The rulers and the elite class used the power of architecture to negotiate their relation with the Peśvā as well as to assert their authority in their vatan. On one hand, we have a tendency to break away from the centre as seen in the careers of Śinde, Hoḷkar Gāykvād and Pavār families while on the other we see a constant negotiation of identities by various families who stayed within the fold. The families that continued to be dominated by the Peśvā made constant attempts to assert their limited sense of autonomy. The other important aspect of patronage was that of puṇyakarma, the performance of pious deeds for the afterlife. The construction of temples, wells, lakes and ghāṭ had this idea embedded within. As remarked by Peśvā in a letter ("Aitihasik Samkirna Sahitya," 1946b, p. 14) ordering plants to be grown along the roadside, pretna thodā upakār fār - efforts little but gains (in the afterlife) considerable.

Women built mainly as a Punyakarma, a holy deed. In the projects of elite women, we also see a tendency to assert their authority through buildings. There are also a number of examples where Men (mostly sons) built for women (mostly mothers). Most famous example of this would be the construction of a vādā for Jijābaī at the foothills of Rāygad by her son Śivājī. The fact that in a rigidly structured paternal society, these many numbers of women from different social and economic classes managed to be yajmān of construction projects is important but not surprising considering the fact that the religious texts sanctioned construction work as part of the pūrtadharma even for a widow. Such religious sanction made matronage socially acceptable in the eighteenth-century society.

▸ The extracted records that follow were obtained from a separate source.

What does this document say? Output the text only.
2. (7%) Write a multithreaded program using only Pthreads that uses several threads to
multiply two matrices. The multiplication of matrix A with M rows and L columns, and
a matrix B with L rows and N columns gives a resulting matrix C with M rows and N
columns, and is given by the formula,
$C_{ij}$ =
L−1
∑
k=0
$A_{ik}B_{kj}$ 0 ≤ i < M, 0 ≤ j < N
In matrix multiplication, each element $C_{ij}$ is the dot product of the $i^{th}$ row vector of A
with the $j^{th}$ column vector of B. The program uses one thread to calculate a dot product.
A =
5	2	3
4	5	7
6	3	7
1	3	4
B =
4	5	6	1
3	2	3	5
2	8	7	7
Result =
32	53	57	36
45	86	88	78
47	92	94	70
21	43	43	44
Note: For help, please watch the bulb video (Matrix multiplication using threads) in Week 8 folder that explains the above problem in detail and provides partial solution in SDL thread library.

The examples of community patronage show the importance of religious construction as perceived by the society as a whole. Such projects are very few in number. The trend never could become an important characteristic of eighteenth-century architecture. The dominant agents continued to be from the social elites. Entry to the elite group was controlled by norms of caste which discouraged social mobility of members of lower castes even through patronising of construction projects.